Thursday, 2 March 2017

Fat Joe - Jealous Ones Still Envy (2001)


This being a rap album, it has occurred to me that I might like to skip the usual preamble about middle class wankers, given how I always end up writing the same thing. It would be nice, but I'm still reeling from Monday's facebook encounter with one David Yeomans, an Australian gentleman with a home page dominated by the Sonnenrad and praise for President Trump. The Sonnenrad is a symbol which was very popular amongst high-ranking members of the Third Reich, and surprisingly Yeomans is not a fan of rap music.

Hip hop is not my thing though, I do not like the beats or the culture and environment it emerged from. To support it is to popularise ghetto culture and that is wrong. You cannot say it doesn't either, just remember the number of teenagers in Australia with gang bandannas and acting like "homies".

Furthermore:

Yep, but it is a very destructive one and a very vicious one. For the most anyway, I will not deny there are a small few who do not sing about rape, violence and drugs, but it is the minority, and for certain not the popular ones.

I'd bother to address some of this, but 1) the opinion of a person who knows nothing about the subject upon which they have chosen to opine isn't really worth taking seriously, and 2) neither are the views of anyone with a big fat Nazi sun wheel as the masthead of their facebook page, so screw you, Dave.

This was Joe's first album following the death of Big Pun, his partner in rhyme and best buddy - a bereavement which led to the hugely acrimonious bust up with Triple Seis and Cuban Link of Joe's Terror Squad. I never quite worked out what happened there, but it sounded like a series of stupid misunderstandings piled one on top of the other. Anyway, at the time I was surprised that he even had a new album, given the circumstances; but I suppose I shouldn't be because those circumstances are what shaped this record. There are lighter moments, but it really isn't a happy collection.

He is really singing a lot about rape, violence, and drugs, Dave.

Joe has often spoken about how, whilst Pun was lyrically a natural, he himself has always had to work at his art, but it doesn't really show here. He isn't in Pun's league in terms of the weirder crossword puzzle clues, but there's nothing shabby or obviously laboured about Joe's testimony and he makes up for shortcomings with a delivery which renders almost every other track a declaration of war - complete with the trumpets in a few cases.
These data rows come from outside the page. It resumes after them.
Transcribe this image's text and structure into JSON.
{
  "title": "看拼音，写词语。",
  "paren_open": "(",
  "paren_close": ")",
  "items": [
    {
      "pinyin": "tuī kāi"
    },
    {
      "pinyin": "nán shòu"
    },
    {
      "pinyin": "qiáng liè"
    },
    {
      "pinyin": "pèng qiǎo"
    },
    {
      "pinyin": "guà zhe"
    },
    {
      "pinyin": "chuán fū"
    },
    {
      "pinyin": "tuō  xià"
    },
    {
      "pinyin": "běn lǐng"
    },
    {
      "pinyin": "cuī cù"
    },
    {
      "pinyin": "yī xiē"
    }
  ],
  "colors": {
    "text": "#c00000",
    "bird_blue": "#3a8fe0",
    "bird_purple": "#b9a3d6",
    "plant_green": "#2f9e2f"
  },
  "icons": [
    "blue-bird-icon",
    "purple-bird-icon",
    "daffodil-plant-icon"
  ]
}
King of NY and My Lifestyle both attain face-punching levels of bellowed swagger you wouldn't ordinarily expect to hear outside an M.O.P. record; and then M.O.P themselves guest on Fight Club a couple of tracks later so that all gets a bit sweaty and no mistake.

I guess they must be his "homies", Dave.

Half of Jealous Ones Still Envy sounds like the work of a man who just had his best pal die, and who's going to keep on cracking skulls until the pain goes away - supported by dirty, steel-toecapped east coast beats of the kind which otherwise customarily fail to score in the pop hit chart parade, which nevertheless became one of our fat friend's specialities - namely smuggling that grimy, uncommercial shit right into the heart of clubland and getting everyone moving like it's Britney Spears. The other half of the album makes concessions and is arguably more musically populist, but somehow without it ever quite feeling that way. The bittersweet What's Luv?, for example, could almost be the theme from My Little Pony, and yet there's a rough edge keeping it in line with the rest if you listen close. Only the Latin-tinged It's OK really spoils the pattern with a little Ricky Martin dance, but Joe is of Latino heritage so I guess he has as much right to indulge as anyone - although it's the only point at which I noticed what a long album this is.

I spent roughly fifteen years listening to little else but rap music, and mostly the stuff where they sing about rape, violence and drugs; and with hindsight I've noticed how this period was also the one during which my life became pretty tough going in certain respects. It makes sense, because there's nothing like this kind of music when you feel as though you're living under siege conditions by one definition or another. It really gets you through the tough times. Coincidentally, since January the 20th, I've found myself listening to a lot more rap than has recently been the case, and I've a feeling I may be listening to little else over the next couple of years.